VERONICA Sanabria @vero__nique

Edad: 31 | Ciudad: Barakaldo (Vizcaya) | Año de detección: 2016

¿Cómo fue ese primer momento al recibir el diagnóstico? – La verdad es que fue un palo bastante grande, no te voy a mentir. Faltaban pocos días para nochevieja y mi cabeza ya estaba puesta en las celebraciones de esos días (¡me encanta la Navidad!). Además, no sé por qué, estaba tranquila, y casi convencida de que el resultado de la biopsia iba a ser positivo. Pero ya ves, la cosa se torció y fueron unos días en los que las reuniones familiares (y con amigos), que tanto me gustan, quedaron relegadas a un segundo plano. Creo que lo peor fue la angustia de tener que esperar, a después de la fiestas, para saber, realmente, el alcance de la enfermedad.

¿En qué parte del proceso te encuentras ahora mismo? – He pasado por una cuadrantectomia, 4 + 12 ciclos de quimioterapia, 20 sesiones de radioterapia (este viernes pasado tuve, por fin, la última) y ahora estoy con una pastilla diaria y un pinchazo mensual, que me acompañarán durante los próximos cinco años.

¿Cómo te ayuda compartir tu experiencia en redes sociales? – Siempre ​tuve ganas de escribir​,​ y compartir ​mi aventura ​me pareció ​​la mejor manera de empezar. ​¿​Sabes eso de “no dejes para mañana​ lo que puedas hacer hoy”? Pues eso me está pasando​, desde hace tiempo,​ con muchas cosas. ​Primero fue Instagram y luego llegó el blog “Que no paren el mundo que no me bajo”. Y, desde luego, no me arrepiento. Para mí ha sido, desde el principio, una especie de terapia bidireccional en la que todos salimos ganando. Me alegra saber que compartir lo que me pasa puede servir de ayuda a otras personas que estén pasando por lo mismo, y viceversa.
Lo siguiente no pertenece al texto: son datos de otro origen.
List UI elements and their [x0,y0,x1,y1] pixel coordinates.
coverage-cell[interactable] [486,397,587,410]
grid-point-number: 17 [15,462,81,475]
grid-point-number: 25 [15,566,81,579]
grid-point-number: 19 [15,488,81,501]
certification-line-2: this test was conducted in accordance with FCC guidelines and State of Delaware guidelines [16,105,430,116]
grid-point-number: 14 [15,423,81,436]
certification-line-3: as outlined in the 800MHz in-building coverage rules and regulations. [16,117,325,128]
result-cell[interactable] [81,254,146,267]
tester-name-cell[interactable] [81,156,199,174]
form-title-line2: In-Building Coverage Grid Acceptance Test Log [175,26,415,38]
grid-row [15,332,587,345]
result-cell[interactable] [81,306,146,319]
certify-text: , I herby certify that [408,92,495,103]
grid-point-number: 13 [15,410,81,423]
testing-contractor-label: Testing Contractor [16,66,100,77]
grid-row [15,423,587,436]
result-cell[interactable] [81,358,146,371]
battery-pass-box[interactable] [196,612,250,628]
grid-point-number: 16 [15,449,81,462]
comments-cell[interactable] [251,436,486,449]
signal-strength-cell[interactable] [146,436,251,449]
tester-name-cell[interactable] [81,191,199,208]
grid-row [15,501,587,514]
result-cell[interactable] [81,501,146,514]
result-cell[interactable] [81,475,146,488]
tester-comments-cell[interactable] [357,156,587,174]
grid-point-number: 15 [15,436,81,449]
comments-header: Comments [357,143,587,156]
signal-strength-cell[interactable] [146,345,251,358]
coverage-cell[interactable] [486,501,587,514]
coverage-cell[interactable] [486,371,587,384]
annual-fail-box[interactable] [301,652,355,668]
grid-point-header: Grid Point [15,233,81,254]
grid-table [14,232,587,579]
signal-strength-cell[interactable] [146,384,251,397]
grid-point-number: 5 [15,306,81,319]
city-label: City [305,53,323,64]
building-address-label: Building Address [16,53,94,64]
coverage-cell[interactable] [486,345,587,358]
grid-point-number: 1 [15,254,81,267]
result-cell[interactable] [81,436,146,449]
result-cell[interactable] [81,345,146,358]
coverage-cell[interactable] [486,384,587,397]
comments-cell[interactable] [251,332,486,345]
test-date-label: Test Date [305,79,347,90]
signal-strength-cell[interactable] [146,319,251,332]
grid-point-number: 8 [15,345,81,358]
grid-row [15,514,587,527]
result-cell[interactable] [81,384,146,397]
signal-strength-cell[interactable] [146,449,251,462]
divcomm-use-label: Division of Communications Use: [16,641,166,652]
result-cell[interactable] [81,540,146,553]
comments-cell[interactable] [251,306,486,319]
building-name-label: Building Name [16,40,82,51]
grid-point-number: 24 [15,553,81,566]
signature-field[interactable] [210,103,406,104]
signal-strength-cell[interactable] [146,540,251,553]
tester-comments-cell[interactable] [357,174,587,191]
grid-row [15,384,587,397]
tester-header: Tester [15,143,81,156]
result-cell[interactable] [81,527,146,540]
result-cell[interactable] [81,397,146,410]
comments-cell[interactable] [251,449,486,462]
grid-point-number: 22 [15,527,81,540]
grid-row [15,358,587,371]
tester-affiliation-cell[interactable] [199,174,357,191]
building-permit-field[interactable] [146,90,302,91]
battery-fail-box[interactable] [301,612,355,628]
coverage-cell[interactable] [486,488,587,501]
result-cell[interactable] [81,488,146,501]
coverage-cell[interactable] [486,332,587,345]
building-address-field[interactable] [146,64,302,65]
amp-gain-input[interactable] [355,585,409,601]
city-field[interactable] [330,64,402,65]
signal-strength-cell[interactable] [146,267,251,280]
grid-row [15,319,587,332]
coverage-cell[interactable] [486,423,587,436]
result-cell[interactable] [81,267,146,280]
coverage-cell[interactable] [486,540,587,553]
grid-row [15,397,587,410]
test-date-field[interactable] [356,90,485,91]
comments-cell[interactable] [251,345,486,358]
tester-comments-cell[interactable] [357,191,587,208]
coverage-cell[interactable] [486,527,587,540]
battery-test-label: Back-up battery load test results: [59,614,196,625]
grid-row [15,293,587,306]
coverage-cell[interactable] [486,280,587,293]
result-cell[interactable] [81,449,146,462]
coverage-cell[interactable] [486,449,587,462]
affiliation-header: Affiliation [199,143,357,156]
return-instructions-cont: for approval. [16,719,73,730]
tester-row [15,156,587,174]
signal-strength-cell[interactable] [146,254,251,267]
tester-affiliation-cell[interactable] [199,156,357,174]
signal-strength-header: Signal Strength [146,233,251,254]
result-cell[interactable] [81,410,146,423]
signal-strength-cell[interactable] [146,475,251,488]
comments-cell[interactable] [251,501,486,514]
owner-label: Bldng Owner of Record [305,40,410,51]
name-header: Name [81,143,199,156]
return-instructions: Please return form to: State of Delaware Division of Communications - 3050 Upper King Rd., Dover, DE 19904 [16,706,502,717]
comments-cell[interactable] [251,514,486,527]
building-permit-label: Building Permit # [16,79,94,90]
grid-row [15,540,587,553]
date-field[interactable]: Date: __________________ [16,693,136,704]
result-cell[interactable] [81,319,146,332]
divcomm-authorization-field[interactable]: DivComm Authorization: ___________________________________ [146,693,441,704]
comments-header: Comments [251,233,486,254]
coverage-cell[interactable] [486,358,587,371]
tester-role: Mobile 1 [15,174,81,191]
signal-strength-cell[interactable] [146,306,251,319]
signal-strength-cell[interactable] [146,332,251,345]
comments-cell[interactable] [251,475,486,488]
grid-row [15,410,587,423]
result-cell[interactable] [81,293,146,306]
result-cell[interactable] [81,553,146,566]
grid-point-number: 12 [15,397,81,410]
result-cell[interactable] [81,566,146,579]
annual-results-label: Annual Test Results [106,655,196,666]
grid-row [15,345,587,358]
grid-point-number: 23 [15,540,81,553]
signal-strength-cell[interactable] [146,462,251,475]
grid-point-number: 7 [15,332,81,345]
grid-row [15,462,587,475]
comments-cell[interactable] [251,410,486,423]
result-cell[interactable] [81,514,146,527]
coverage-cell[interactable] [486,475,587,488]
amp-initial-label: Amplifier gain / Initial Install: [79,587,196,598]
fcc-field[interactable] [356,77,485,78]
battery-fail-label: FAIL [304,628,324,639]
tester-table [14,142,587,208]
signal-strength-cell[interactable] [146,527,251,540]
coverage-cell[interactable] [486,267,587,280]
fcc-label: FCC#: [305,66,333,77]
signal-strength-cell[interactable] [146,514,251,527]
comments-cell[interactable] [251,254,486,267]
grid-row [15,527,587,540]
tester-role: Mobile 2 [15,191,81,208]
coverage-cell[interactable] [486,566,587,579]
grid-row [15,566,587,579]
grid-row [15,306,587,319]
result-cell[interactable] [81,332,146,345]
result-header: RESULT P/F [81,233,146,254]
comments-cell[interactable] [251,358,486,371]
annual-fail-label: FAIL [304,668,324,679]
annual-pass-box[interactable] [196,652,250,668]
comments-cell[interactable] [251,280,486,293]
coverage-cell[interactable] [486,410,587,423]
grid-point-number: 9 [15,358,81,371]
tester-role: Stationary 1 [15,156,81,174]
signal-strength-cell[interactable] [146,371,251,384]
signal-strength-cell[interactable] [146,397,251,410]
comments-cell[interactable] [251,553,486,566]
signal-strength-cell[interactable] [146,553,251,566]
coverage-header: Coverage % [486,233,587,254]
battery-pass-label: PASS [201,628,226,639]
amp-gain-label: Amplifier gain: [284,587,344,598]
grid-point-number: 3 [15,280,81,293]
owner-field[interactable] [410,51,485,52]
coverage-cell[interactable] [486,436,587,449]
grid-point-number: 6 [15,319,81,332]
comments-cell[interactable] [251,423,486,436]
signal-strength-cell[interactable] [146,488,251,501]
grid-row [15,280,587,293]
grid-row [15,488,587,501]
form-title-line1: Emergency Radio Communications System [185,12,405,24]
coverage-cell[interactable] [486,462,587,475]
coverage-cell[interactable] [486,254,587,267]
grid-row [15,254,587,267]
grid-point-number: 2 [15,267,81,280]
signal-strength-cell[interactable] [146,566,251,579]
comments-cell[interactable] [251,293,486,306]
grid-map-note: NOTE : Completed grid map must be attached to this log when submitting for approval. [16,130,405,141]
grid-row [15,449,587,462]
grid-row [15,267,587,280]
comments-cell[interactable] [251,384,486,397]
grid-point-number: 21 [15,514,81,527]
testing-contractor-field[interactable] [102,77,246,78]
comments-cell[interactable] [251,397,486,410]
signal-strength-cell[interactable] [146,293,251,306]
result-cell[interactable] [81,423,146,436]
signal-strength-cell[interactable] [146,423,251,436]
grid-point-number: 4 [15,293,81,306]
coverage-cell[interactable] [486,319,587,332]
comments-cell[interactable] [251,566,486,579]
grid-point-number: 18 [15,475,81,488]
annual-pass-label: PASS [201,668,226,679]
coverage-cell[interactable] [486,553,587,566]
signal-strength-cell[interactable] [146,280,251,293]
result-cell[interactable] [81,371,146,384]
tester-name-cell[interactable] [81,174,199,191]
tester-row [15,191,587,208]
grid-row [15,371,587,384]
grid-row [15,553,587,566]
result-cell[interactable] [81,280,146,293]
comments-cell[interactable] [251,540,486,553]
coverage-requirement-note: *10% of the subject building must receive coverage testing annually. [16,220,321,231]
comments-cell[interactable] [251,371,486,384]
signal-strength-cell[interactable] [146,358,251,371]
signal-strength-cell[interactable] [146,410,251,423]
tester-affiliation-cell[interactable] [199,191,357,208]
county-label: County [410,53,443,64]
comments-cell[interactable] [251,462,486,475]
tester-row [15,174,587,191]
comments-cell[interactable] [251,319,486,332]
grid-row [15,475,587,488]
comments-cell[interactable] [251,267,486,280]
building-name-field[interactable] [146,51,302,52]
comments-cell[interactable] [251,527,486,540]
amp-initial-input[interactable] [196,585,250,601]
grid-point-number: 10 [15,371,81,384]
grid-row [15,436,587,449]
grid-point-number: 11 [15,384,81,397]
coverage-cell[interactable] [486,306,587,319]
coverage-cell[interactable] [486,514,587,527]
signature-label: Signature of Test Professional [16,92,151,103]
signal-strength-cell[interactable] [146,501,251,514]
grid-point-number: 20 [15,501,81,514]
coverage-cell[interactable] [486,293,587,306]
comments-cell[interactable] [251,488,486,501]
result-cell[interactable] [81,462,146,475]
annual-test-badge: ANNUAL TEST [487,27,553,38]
Yo, por mi parte, me quedo con todo el apoyo recibido y con todas esas personas bonitas (¡que viva la familia virtual!) que he ido conociendo por el camino.

¿Cuál crees que es la parte más dura de la enfermedad? – No sabría decantarme por una sola. Creo que cada parte es dura “a su manera”. Al principio generan mucha angustia las dudas y el desconocimiento.​  Pero una vez eres consciente de a qué tienes que enfrentarte, tampoco es fácil lidiar con el deterioro físico y psicológico que sufrimos durante los distintos tratamientos por los que pasamos.

¿Dónde te ves en 10 años? – No tengo ni idea de dónde voy a estar dentro de 10 años. ​Lo que si sé es que en el trayecto voy a seguir disfrutando de cada pequeño momento y, sobre todo, de la compañía. Y dentro de 10 años quién sabe….pero espero estar feliz, sana ​y, por qué no, formando una familia.